The idea for the Trashion Show was proposed by Hamilton Environmental Action Group (HEAG) president Nora Boylan ’15. Eight campus groups put together trash in an effort to create the most fashionable outfit possible. Among groups that submitted ensembles were the Asian Cultural Society, Tumbling After, Gamma Xi and ATX.
The competition was fierce and fabulous and everyone enjoyed delicious refreshments of opus chai and hot chocolate. Stickers with the logo “Get Trashed” from atayne.com promoted recycled clothes. The outfits that were submitted were creative and well put together. One notable construction was made solely of banana peels to promote them as composting materials, and another, from Tumbling After, was constructed of old sheet music.
First place went to Emily Anderson’13, whose design modeled by Annie Phillips ’13 was a dashing gold number made out of lids and straws. The piece had texture and took a new and fresh look at the way that dresses are constructed - making the whole thing a complete item instead of focusing simply on just recycling or just fashion.
Second place went to ATX’s entry, McKenzie Foster ’14, who wore a piece named “Bananas Foster” to describe her dress made entirely of banana peels.
The Trashion Show’s judging was based on four criteria.
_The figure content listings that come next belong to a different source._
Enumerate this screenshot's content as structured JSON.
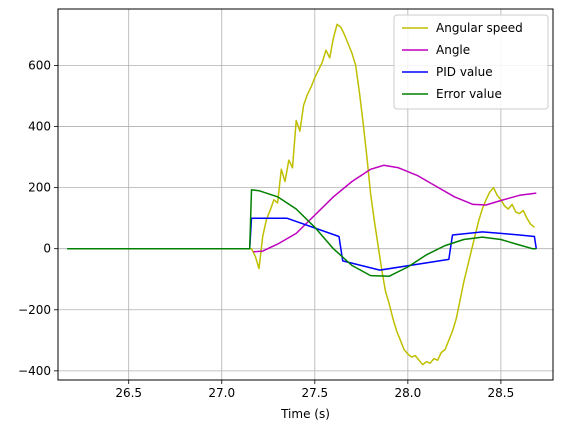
{
  "chart_data": {
    "type": "line",
    "title": "",
    "xlabel": "Time (s)",
    "ylabel": "",
    "xlim": [
      26.12,
      28.78
    ],
    "ylim": [
      -430,
      785
    ],
    "xticks": [
      26.5,
      27.0,
      27.5,
      28.0,
      28.5
    ],
    "yticks": [
      -400,
      -200,
      0,
      200,
      400,
      600
    ],
    "grid": true,
    "legend_position": "top-right",
    "series": [
      {
        "name": "Angular speed",
        "color": "#bfbf00",
        "x": [
          26.17,
          27.16,
          27.18,
          27.2,
          27.22,
          27.24,
          27.26,
          27.28,
          27.3,
          27.32,
          27.34,
          27.36,
          27.38,
          27.4,
          27.42,
          27.44,
          27.46,
          27.48,
          27.5,
          27.52,
          27.54,
          27.56,
          27.58,
          27.6,
          27.62,
          27.64,
          27.66,
          27.68,
          27.7,
          27.72,
          27.74,
          27.76,
          27.78,
          27.8,
          27.82,
          27.84,
          27.86,
          27.88,
          27.9,
          27.92,
          27.94,
          27.96,
          27.98,
          28.0,
          28.02,
          28.04,
          28.06,
          28.08,
          28.1,
          28.12,
          28.14,
          28.16,
          28.18,
          28.2,
          28.22,
          28.24,
          28.26,
          28.28,
          28.3,
          28.32,
          28.34,
          28.36,
          28.38,
          28.4,
          28.42,
          28.44,
          28.46,
          28.48,
          28.5,
          28.52,
          28.54,
          28.56,
          28.58,
          28.6,
          28.62,
          28.64,
          28.66,
          28.68
        ],
        "y": [
          0,
          0,
          -25,
          -65,
          40,
          95,
          125,
          160,
          150,
          260,
          220,
          290,
          265,
          420,
          385,
          470,
          505,
          530,
          560,
          585,
          610,
          650,
          625,
          690,
          735,
          725,
          700,
          670,
          640,
          600,
          510,
          410,
          300,
          180,
          90,
          10,
          -70,
          -140,
          -180,
          -230,
          -270,
          -300,
          -330,
          -345,
          -355,
          -350,
          -365,
          -380,
          -370,
          -375,
          -360,
          -365,
          -340,
          -330,
          -300,
          -270,
          -230,
          -170,
          -110,
          -60,
          -10,
          40,
          90,
          130,
          160,
          185,
          200,
          175,
          160,
          140,
          130,
          145,
          120,
          115,
          125,
          100,
          80,
          70
        ]
      },
      {
        "name": "Angle",
        "color": "#bf00bf",
        "x": [
          27.17,
          27.22,
          27.3,
          27.4,
          27.5,
          27.6,
          27.7,
          27.8,
          27.87,
          27.95,
          28.05,
          28.15,
          28.25,
          28.35,
          28.42,
          28.5,
          28.6,
          28.69
        ],
        "y": [
          -10,
          -8,
          15,
          50,
          110,
          170,
          220,
          260,
          273,
          265,
          240,
          205,
          170,
          145,
          143,
          158,
          175,
          182
        ]
      },
      {
        "name": "PID value",
        "color": "#0000ff",
        "x": [
          26.17,
          27.15,
          27.16,
          27.3,
          27.35,
          27.63,
          27.65,
          27.85,
          28.22,
          28.24,
          28.4,
          28.5,
          28.6,
          28.68,
          28.69
        ],
        "y": [
          0,
          0,
          100,
          100,
          100,
          40,
          -40,
          -70,
          -35,
          45,
          55,
          50,
          45,
          40,
          0
        ]
      },
      {
        "name": "Error value",
        "color": "#008000",
        "x": [
          26.17,
          27.15,
          27.16,
          27.2,
          27.3,
          27.4,
          27.5,
          27.6,
          27.7,
          27.8,
          27.9,
          28.0,
          28.1,
          28.2,
          28.3,
          28.4,
          28.5,
          28.6,
          28.67,
          28.69
        ],
        "y": [
          0,
          0,
          193,
          190,
          170,
          130,
          70,
          0,
          -55,
          -88,
          -90,
          -60,
          -20,
          10,
          30,
          38,
          30,
          12,
          0,
          0
        ]
      }
    ]
  }
}
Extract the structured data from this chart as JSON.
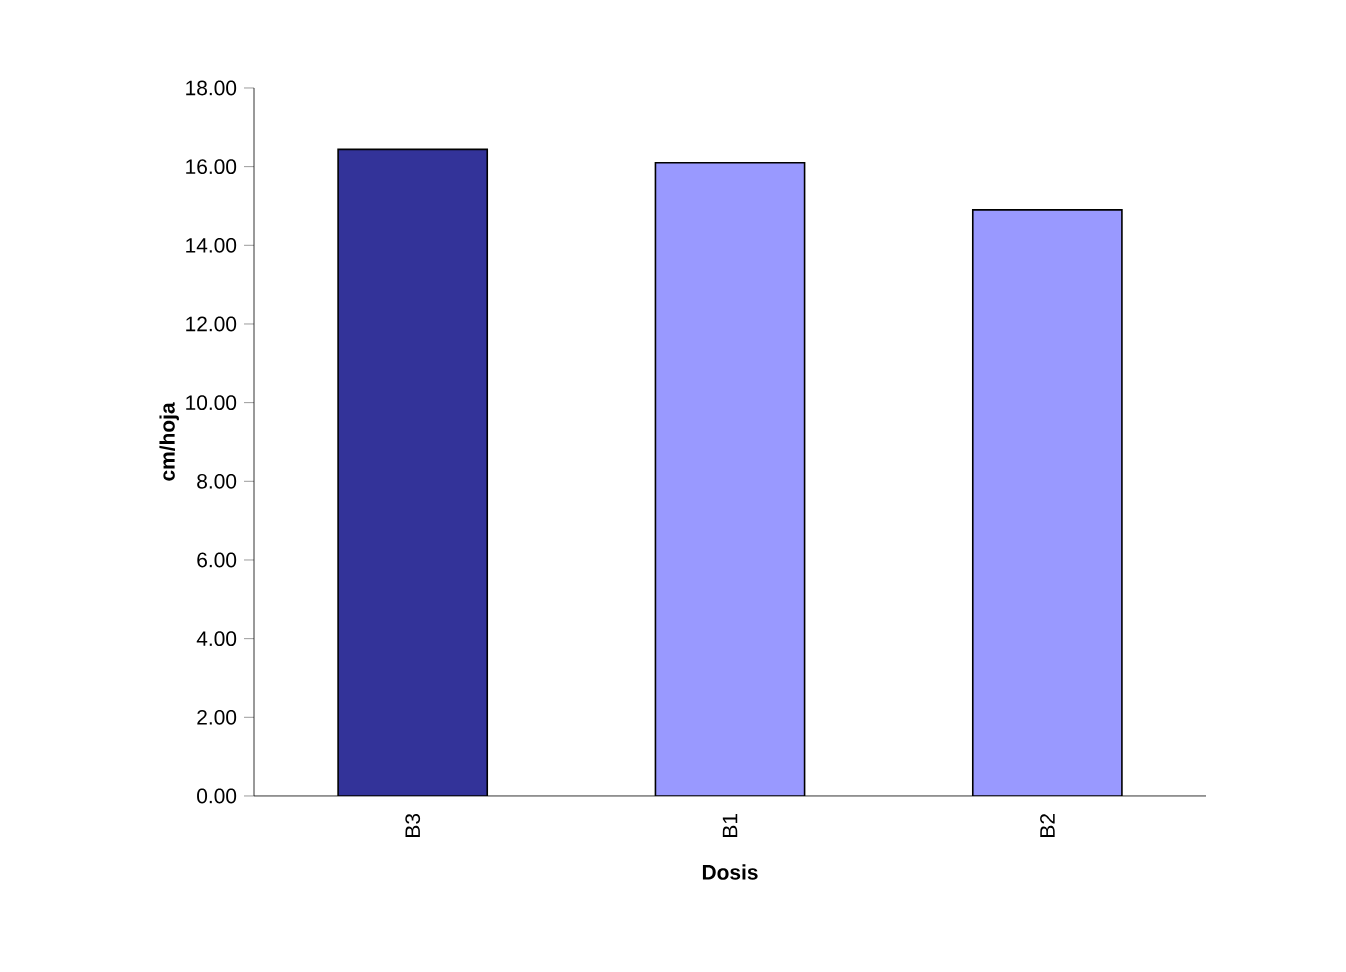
{
  "chart_data": {
    "type": "bar",
    "xlabel": "Dosis",
    "ylabel": "cm/hoja",
    "categories": [
      "B3",
      "B1",
      "B2"
    ],
    "values": [
      16.44,
      16.1,
      14.9
    ],
    "colors": [
      "#333399",
      "#9999ff",
      "#9999ff"
    ],
    "ylim": [
      0,
      18
    ],
    "yticks": [
      {
        "value": 0,
        "label": "0.00"
      },
      {
        "value": 2,
        "label": "2.00"
      },
      {
        "value": 4,
        "label": "4.00"
      },
      {
        "value": 6,
        "label": "6.00"
      },
      {
        "value": 8,
        "label": "8.00"
      },
      {
        "value": 10,
        "label": "10.00"
      },
      {
        "value": 12,
        "label": "12.00"
      },
      {
        "value": 14,
        "label": "14.00"
      },
      {
        "value": 16,
        "label": "16.00"
      },
      {
        "value": 18,
        "label": "18.00"
      }
    ],
    "grid": false
  }
}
First was style, and whether or not the ensemble was visually appealing. The winners of the show all had a very streamlined look to them; form fitting with details in the skirts and backs, and even embellishment such as a cape.
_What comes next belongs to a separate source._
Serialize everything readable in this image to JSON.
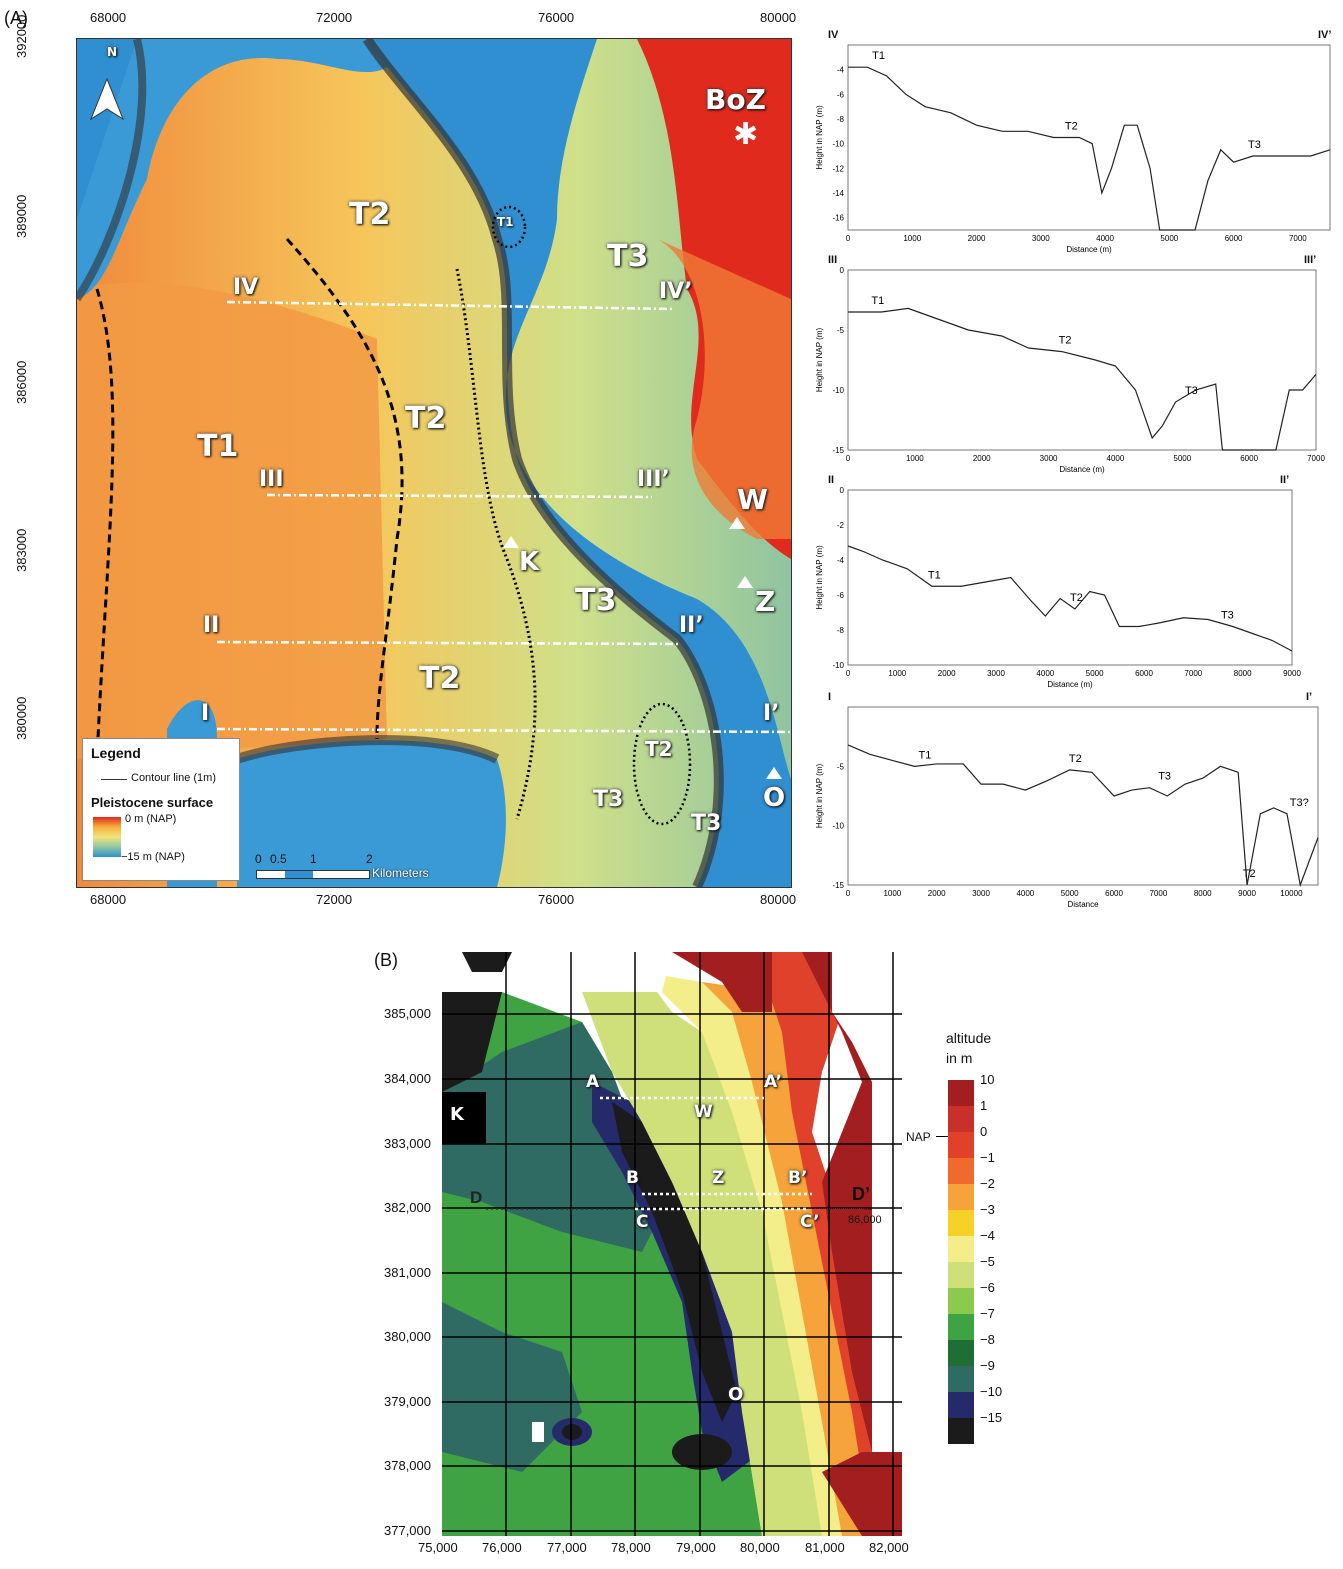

The second category was for originality. The judges were looking for creativity in the usage of the materials, and the originality of the design. Third was use of materials, such as how the paper had been put together: if it had been duct taped, that would have gotten lower points because duct tape is not recyclable. And if the piece had been strung together with bits of plastic bag, then it would have received higher points.
Finally, the last criterion was form and function. The judges looked to each outfit to see how well it was constructed, how well it stayed together and moved with the model on the runway. The model should not have to accommodate the piece; the piece should accommodate the model.
The judges included Dean of Students Nancy Thompson, Arboretum Director Terri Hawkridge, and a few students.